Il TAR ha respinto il primo motivo ritenendo « La censura, basata su di una lettura parziale e riduttiva del dettato normativo sia nazionale che comunitario, non ha pregio ». Infatti le disposizioni della Direttiva contemplano due distinte fattispecie ascrivibili ad ipotesi di pubblicità ingannevole e comparativa. Ancora, con riferimento al primo motivo, la Soc. ricorrente censurava l’applicazione delle disciplina di cui al D.Lgs. n. 145 del 1007 a fattispecie oggetto di segnalazioni riferite agli anni 2005 e 2006. Il TAR ha respinto anche questo motivo argomentando che le fattispecie giudicate ingannevoli si riferiscono al 2008 cui, ratione temporis, è stato correttamente applicato il Decreto Legislativo n. 145/07.
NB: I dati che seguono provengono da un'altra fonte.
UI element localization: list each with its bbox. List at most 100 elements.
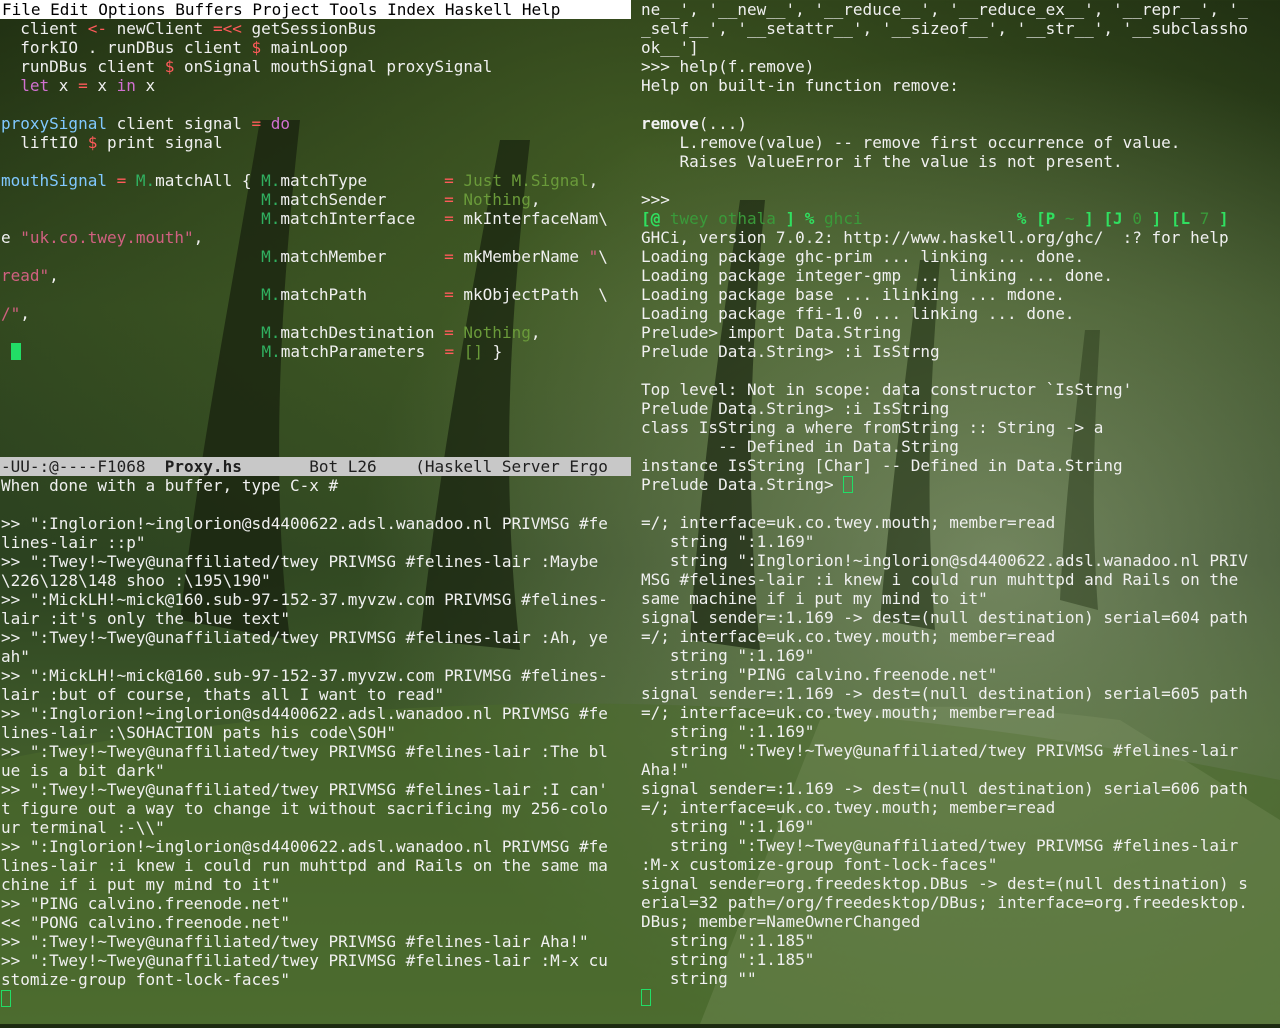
irc-log-line: ur terminal :-\\" [1,818,165,837]
menu-edit[interactable]: Edit [50,0,89,19]
editor-token: M. [261,285,281,304]
menu-index[interactable]: Index [387,0,435,19]
menu-options[interactable]: Options [98,0,165,19]
dbus-log-line: string ":Twey!~Twey@unaffiliated/twey PR… [641,741,1239,760]
emacs-editor-buffer[interactable]: client <- newClient =<< getSessionBus fo… [0,19,631,457]
irc-log-line: lair :but of course, thats all I want to… [1,685,445,704]
irc-log-line: << "PONG calvino.freenode.net" [1,913,290,932]
menu-buffers[interactable]: Buffers [175,0,242,19]
editor-token: , [20,304,30,323]
editor-token: client [1,19,88,38]
editor-token: mainLoop [261,38,348,57]
python-term-line: Prelude Data.String> :i IsString [641,399,1280,418]
editor-token: } [483,342,503,361]
editor-token [454,171,464,190]
editor-line: M.matchMember = mkMemberName "\ [1,247,631,266]
python-term-line: Prelude Data.String> :i IsStrng [641,342,1280,361]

Kipoint, confermata la condanna

Con riferimento al secondo motivo del ricorso il TAR ha precisato che il D.Lgs. 145/2007, punendo la pubblicità ingannevole, tutela la libertà di scelta e persegue l’interesse pubblico al libero esercizio di attività imprenditoriali ed alla libertà di iniziativa economica. Pertanto il Giudice ha rilevato la manifesta infondatezza della questione di illegittimità sollevata.

Con riferimento al terzo motivo Kipoint argomentava la asseita carenza di istruttoria sulla circostanza che l’Autorità avrebbe analizzato la posizione di soli 10 franchisee su 109. Orbene Il TAR ha rilevato che l’Autorità ha posto a fondamento dell’impugnato provvedimento l’elenco dei punti in franchising con indicazione della data di apertura e di eventuale chiusura, nonché l’esame delle informazioni fornite dai punti vendita, in merito al fatturato annuo realizzato fino al 2009. A tenore dei motivi della sentenza, infatti, «quanto alla presentazione, di cui ai contestati messaggi, della rete in franchising come in grande crescita, con l’obiettivo di raggiungere l’apertura di 130 punti vendita per la fine del 2008, l’Autorità ha basato le proprie valutazioni sull’esame del tasso di crescita della rete come testimoniato dal numero di punti vendita aperti e chiusi nel periodo di tempo intercorrente tra il 2005 ed il 2009, che testimonia un calo del relativo tasso di crescita, essendo il numero dei punti vendita chiusi in costante aumento a decorrere dal 2006. […] Parimenti ingannevoli devono ritenersi i messaggi che prospettano il fatturato medio annuo realizzabile a regime dai punti vendita quantificandolo in circa 200.000 euro, posto che, in esito all’istruttoria svolta e sulla base della documentazione raccolta – tra cui si ricordano le informazioni rese dagli stessi punti vendita ed i bilanci acquisiti d’ufficio – tale risultato economico non trova adeguato riscontro nei dati raccolti (disponibili dalla società ricorrente sulla base delle royalties riscosse), e non risulta realisticdamente realizzabile in via ordinaria dai punti vendita, trattandosi di un traguardo raggiunto solo da pochi affiliati.»

Kipoint, confermata la condanna

Con riferimento, infine, al quarto motivo del ricorso il TAR ha ribadito la congruità della sanzione comminata dall’Autorità Garante della Concorrenza e del Mercato in primo luogo in quanto non risultava provato che la Soc. Kipoint avesse posto in essere “misure concrete volte ad attenuare o eliminare le conseguenze della violazione”, in secondo luogo «Avuto riguardo alla dimensione economica del professionista, la cui valutazione serve a garantire l’effettiva efficacia deterrente della sanzione pecuniaria, sono stati puntualmente valutati l’appartenenza della società ricorrente al gruppo Poste ed al fatturato realizzato, mentre, in ragione dell’invocata sussistenza di perdite economiche, l’importo base di 130.000 euro, inizialmente quantificato in applicazione dei criteri di cui al citato art. 11, è stato ridotto ad euro 100.000».